Cette découverte inattendue qui signifie que les chevaux... (PHOTO  GENYA SAVILOV, ARCHIVES AFP)

 

Cette découverte inattendue qui signifie que les chevaux de Przewalski (photo) n’étaient pas sauvages à l’origine.

PHOTO GENYA SAVILOV, ARCHIVES AFP

 

KERRY SHERIDAN
Agence France-Presse
MIAMI

Il n’existe plus de chevaux sauvages sur Terre ont annoncé jeudi des chercheurs, une découverte basée sur une nouvelle analyse ADN qui redessine l’arbre généalogique de la famille de ces équidés.

Il s’est avéré que ceux que l’on croyait être les derniers chevaux à l’état sauvage de notre planète – les chevaux de Przewalski – étaient en réalité des animaux domestiqués ayant échappé à leurs propriétaires, selon cette étude publiée dans la revue Science.

«C’était une énorme surprise», a confié Sandra Olsen, coauteure de l’étude et conservatrice à l’institut de la biodiversité et du musée d’histoire naturelle de l’Université du Kansas.

«Cela signifie qu’il n’y a plus de chevaux sauvages sur Terre — et c’est ça qui est triste», s’est-elle désolée.

L’étude se base sur des recherches archéologiques menées sur deux sites au nord du Kazakhstan, Botai and Krasnyi Yar, où les scientifiques ont découvert des preuves d’une domestication du cheval datant d’il y a plus de 5000 ans.

Les chercheurs internationaux ont séquencé les génomes de 20 chevaux de Botai, en utilisant notamment des dents et des os exhumés sur les sites.

En les comparant à des génomes déjà connus de chevaux modernes et anciens, les scientifiques ont découvert que les équidés de Przewalski descendaient en réalité des chevaux de Botai, les équidés domestiqués connus les plus anciens.

Une découverte inattendue qui signifie que les chevaux de Przewalski n’étaient pas sauvages à l’origine.

Ces révélations sont «super intéressantes» confie à l’AFP Beth Shapiro, professeure d’écologie et de biologie évolutive à l’université de Californie de Santa Cruz.

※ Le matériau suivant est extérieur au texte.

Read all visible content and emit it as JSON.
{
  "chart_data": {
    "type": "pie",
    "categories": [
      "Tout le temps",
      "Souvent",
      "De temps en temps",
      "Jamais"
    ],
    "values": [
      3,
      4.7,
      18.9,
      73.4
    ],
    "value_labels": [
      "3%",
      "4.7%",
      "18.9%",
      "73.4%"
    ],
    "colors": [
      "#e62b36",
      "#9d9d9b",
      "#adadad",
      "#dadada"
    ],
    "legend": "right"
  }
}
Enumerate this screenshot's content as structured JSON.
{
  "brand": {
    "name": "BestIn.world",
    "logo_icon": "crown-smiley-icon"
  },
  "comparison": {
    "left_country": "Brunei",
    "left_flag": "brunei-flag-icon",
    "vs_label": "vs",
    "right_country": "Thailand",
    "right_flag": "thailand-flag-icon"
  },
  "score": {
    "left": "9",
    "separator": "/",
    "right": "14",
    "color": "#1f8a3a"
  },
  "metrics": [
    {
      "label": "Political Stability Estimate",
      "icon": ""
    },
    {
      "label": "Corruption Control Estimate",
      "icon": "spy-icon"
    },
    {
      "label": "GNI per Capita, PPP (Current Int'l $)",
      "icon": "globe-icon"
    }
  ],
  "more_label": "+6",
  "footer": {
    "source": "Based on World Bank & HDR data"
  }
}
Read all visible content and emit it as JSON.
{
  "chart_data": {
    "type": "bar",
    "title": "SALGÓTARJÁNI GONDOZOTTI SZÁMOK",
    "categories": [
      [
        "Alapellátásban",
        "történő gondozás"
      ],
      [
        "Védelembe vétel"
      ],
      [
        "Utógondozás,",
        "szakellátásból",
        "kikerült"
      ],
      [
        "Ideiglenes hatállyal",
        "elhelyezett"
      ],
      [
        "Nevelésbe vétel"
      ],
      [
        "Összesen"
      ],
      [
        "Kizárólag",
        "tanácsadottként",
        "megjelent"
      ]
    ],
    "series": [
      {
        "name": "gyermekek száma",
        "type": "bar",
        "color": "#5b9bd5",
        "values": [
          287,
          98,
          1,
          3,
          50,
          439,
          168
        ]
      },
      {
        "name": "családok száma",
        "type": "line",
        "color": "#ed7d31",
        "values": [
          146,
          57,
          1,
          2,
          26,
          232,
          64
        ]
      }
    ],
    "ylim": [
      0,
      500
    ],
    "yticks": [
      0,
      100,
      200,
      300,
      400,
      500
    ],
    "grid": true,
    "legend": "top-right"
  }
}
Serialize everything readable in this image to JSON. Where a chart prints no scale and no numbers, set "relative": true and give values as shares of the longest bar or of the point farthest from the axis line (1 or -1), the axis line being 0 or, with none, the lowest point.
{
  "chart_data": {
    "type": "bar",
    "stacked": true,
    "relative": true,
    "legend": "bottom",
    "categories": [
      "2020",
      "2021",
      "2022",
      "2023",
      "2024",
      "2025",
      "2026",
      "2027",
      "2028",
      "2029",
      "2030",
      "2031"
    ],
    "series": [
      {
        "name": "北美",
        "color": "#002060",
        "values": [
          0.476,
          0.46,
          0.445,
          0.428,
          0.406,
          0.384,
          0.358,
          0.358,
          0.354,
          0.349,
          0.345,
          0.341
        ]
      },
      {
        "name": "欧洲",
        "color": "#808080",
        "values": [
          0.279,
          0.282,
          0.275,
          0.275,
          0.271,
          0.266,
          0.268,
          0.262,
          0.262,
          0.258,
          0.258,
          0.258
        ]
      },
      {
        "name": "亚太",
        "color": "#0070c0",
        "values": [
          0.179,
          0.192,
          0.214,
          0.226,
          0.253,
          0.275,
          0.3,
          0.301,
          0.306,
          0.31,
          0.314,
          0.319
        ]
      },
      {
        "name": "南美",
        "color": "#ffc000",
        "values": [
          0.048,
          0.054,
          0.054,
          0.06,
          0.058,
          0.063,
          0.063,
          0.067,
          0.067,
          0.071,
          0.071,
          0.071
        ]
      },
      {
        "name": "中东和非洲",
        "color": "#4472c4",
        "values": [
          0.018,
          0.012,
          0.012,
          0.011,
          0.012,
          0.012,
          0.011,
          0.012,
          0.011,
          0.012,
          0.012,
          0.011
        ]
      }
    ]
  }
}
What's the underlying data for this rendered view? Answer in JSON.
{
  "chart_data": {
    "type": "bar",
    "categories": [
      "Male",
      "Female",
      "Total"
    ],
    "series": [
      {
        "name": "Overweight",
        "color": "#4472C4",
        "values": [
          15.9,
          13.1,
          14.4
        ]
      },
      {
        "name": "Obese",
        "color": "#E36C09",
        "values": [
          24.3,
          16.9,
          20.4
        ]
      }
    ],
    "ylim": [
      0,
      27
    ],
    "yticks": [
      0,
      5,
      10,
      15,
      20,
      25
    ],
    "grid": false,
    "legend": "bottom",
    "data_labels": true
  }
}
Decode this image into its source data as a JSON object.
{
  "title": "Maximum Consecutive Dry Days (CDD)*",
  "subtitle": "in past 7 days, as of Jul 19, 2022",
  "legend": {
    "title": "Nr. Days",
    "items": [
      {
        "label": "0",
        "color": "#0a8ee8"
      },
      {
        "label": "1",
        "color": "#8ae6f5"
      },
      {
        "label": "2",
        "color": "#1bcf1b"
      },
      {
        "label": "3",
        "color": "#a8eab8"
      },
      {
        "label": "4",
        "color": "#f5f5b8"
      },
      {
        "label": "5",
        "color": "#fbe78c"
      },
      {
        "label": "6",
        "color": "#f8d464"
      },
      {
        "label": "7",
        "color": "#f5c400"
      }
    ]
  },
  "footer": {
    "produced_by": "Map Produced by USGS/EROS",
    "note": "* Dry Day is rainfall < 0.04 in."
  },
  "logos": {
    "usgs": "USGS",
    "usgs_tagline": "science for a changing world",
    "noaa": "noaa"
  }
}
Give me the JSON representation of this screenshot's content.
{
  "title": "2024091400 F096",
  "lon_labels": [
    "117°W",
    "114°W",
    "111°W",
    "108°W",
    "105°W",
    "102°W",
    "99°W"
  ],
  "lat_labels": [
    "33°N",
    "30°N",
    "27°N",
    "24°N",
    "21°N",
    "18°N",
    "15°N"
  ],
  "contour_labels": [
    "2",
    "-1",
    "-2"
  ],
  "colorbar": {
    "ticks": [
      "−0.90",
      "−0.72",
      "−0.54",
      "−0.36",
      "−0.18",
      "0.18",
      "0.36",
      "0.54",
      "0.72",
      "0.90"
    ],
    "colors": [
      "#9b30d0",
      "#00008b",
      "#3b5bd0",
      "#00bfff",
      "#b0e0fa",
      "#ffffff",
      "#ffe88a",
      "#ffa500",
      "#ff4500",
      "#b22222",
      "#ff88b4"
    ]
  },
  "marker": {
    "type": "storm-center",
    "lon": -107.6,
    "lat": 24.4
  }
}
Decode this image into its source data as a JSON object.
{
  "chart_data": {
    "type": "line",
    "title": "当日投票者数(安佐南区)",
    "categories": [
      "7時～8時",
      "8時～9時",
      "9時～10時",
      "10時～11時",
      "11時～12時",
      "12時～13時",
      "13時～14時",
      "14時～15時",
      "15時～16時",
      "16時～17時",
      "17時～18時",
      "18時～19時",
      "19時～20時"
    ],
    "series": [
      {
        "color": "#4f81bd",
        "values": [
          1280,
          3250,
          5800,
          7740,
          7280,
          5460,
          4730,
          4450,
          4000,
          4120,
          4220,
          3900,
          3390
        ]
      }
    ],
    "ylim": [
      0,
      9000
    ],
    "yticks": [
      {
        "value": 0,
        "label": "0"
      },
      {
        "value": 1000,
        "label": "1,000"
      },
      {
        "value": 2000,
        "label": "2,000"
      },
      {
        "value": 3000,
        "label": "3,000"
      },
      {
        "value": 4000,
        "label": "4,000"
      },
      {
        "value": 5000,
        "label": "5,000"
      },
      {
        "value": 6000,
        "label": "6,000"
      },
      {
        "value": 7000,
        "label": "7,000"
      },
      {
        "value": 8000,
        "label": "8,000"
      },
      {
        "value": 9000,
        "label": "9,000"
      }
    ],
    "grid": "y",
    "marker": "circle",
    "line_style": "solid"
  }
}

Et Mme Shapiro, qui n’a pas participé à l’étude, d’ajouter: «Remplacer le mot «sauvage» par «naturel» est un changement sémantique qui pourrait mieux refléter leur évolution historique, mais ne devrait pas changer leur statut. Nous devrions continuer à protéger les chevaux de Przewalski comme une population de chevaux sauvages».

L’équidé de Przewalski est une espèce menacée selon l’Union internationale pour la conservation de la nature.

Découverte au XIXe siècle en Mongolie par l’explorateur russe Nikolaï Przewalski, l’espèce a subitement connu une forte popularité en Europe, au point que les chevaux ont été abondamment capturés pour alimenter les zoos du Vieux Continent.

Plusieurs programmes de réintroduction ont été mis en place depuis que l’espèce a été éteinte dans la nature dans les années 1960.

Cette découverte mène à un nouveau défi, résumé dans le communiqué du CNRS français: «L’origine des chevaux domestiques modernes doit être recherchée ailleurs».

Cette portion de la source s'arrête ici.